Heineken is the only truly global premium lager brand, and we see the firm as well-positioned to exploit the long-term trend of consumers demanding higher-quality alcoholic beverages.
At 8% global market share by volume, Heineken is a distant second behind Anheuser-Busch InBev, which controls more than one fourth of the market. But those volume figures don't tell the whole story. Heineken's consumers have higher incomes than drinkers of mainstream beer categories, where AB InBev dominates.
Demand for premium beer is also less subject to cyclical macroeconomic forces, and consumers are somewhat less price-sensitive. As a result, brand loyalty is a more significant source of economic moat for Heineken than it is for the other leading brewers.

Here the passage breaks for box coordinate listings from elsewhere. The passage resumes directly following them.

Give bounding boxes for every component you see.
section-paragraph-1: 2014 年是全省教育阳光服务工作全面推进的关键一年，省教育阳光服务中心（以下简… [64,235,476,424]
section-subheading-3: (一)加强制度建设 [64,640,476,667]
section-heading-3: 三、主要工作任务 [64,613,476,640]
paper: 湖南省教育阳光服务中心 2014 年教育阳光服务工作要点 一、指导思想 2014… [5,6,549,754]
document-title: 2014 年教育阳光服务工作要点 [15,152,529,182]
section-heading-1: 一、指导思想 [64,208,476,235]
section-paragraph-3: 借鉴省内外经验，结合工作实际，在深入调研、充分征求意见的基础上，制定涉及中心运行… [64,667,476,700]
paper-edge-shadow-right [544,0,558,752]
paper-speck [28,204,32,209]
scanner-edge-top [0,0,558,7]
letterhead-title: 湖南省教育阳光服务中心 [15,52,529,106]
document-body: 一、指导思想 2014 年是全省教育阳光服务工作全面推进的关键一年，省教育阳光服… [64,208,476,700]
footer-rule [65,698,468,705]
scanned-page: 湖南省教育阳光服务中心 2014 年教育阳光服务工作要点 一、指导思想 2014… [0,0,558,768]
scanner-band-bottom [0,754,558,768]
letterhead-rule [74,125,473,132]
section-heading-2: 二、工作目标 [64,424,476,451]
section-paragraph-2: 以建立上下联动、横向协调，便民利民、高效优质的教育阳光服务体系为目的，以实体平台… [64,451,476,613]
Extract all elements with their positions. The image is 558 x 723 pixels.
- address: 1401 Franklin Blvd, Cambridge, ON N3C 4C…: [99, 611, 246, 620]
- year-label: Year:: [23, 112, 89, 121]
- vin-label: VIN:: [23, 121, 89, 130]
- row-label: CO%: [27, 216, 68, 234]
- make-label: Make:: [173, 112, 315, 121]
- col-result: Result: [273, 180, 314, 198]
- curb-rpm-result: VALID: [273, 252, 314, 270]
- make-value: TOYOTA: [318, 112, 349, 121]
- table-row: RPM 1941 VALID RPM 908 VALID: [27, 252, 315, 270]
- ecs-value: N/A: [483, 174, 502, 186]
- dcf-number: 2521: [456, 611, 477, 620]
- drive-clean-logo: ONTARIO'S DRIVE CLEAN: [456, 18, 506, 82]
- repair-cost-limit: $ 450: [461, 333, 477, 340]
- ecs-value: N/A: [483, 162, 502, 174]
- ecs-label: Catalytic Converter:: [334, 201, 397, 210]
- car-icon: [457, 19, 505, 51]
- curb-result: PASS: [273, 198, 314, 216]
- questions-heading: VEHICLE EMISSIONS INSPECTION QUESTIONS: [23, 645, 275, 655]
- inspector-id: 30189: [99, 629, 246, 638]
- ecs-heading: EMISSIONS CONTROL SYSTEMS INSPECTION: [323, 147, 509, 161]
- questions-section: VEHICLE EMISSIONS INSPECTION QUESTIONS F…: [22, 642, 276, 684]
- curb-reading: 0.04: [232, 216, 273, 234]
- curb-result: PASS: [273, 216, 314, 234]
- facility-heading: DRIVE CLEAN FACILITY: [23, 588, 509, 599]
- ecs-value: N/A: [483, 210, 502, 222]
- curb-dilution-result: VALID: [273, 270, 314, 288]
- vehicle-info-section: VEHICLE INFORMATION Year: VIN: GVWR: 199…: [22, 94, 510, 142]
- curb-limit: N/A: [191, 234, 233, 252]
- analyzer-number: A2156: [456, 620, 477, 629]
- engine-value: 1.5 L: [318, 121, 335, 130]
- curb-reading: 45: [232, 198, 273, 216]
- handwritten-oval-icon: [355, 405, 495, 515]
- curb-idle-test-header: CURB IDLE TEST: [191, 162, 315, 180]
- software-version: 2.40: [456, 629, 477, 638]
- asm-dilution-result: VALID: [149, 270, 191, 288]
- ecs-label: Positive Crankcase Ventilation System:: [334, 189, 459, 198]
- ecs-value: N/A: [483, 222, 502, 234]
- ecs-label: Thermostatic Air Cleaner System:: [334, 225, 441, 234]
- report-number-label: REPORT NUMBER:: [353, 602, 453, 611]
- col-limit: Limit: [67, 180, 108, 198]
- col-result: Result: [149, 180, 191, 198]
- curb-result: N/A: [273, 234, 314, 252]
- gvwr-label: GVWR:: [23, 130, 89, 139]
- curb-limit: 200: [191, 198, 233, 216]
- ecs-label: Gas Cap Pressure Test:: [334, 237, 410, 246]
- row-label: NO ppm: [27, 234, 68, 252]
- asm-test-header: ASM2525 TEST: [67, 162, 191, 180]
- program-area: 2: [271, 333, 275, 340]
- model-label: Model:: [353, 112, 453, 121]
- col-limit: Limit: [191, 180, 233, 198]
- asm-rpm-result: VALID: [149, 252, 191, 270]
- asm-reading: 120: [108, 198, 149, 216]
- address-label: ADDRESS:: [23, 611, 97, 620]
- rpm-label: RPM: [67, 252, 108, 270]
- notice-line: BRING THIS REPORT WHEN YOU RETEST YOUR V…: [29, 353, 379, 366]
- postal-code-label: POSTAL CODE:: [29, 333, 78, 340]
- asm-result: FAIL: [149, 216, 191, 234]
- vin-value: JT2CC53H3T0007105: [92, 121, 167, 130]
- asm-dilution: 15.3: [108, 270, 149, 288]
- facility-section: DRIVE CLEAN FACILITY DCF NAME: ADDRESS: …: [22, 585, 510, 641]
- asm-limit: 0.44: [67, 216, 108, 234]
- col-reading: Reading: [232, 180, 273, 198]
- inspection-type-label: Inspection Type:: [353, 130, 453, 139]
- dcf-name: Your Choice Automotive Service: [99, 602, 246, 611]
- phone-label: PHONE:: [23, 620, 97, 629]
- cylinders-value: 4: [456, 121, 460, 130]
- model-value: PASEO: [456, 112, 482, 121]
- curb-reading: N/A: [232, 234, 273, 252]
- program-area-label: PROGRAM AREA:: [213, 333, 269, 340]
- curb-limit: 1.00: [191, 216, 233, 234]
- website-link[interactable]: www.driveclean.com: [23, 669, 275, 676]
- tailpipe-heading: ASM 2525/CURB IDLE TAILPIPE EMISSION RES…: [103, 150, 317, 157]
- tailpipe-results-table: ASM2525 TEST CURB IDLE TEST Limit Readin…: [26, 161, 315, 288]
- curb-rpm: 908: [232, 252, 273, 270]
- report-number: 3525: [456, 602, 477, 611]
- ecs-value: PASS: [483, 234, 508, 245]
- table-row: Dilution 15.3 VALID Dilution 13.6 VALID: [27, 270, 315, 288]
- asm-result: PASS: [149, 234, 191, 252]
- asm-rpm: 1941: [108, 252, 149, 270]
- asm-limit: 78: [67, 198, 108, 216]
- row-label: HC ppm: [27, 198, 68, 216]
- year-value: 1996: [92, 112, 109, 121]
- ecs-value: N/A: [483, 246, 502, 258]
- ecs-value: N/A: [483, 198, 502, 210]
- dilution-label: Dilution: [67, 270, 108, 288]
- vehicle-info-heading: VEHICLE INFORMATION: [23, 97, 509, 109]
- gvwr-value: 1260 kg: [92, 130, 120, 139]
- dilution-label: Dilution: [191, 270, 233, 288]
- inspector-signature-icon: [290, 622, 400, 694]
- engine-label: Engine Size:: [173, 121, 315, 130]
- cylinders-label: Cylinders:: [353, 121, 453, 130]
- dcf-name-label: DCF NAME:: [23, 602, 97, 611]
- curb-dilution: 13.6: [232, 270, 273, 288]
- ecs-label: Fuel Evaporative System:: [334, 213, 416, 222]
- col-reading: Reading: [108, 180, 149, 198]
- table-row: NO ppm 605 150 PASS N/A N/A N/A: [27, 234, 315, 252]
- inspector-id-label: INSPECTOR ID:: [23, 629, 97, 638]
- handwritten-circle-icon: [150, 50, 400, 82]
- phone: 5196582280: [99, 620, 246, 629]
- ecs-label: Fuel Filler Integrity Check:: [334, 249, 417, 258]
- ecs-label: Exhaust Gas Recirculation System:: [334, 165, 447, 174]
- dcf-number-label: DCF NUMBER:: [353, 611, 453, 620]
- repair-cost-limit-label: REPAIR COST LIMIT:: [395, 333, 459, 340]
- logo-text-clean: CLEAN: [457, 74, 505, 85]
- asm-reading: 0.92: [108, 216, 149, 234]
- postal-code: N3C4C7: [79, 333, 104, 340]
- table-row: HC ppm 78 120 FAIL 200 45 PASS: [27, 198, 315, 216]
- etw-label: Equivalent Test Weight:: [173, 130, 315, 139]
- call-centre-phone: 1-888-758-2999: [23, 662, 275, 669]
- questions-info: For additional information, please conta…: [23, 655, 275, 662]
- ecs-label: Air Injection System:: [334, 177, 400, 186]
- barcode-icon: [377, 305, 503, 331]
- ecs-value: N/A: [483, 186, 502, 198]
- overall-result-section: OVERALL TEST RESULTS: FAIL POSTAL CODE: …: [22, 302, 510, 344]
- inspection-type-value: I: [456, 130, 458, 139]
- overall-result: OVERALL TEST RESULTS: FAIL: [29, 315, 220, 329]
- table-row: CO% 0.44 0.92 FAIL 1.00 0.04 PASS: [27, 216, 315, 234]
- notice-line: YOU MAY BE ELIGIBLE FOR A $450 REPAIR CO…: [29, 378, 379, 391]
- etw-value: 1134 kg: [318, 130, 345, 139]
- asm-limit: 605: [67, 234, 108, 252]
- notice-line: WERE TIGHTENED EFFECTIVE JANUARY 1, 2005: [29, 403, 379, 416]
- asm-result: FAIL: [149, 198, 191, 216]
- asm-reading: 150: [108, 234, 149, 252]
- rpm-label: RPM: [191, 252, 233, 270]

Heineken's narrow economic moat is also supported by its cost advantage over smaller competitors. Heineken is the number-one or -two brewer in the majority of its large geographies and is the global leader in cider. This market leadership gives the firm a cost advantage, since brewing is a capital-intensive process that requires large investments in plant and equipment.
We expect Heineken's competitive positioning to strengthen over time and for the company to deliver long-term improvements to returns on capital. We therefore assign the firm a positive moat trend rating.
Our fair value estimate for Heineken's ADRs is $52 and shares are fairly valued today. At a wider margin of safety, though, Heineken is a solid investment opportunity.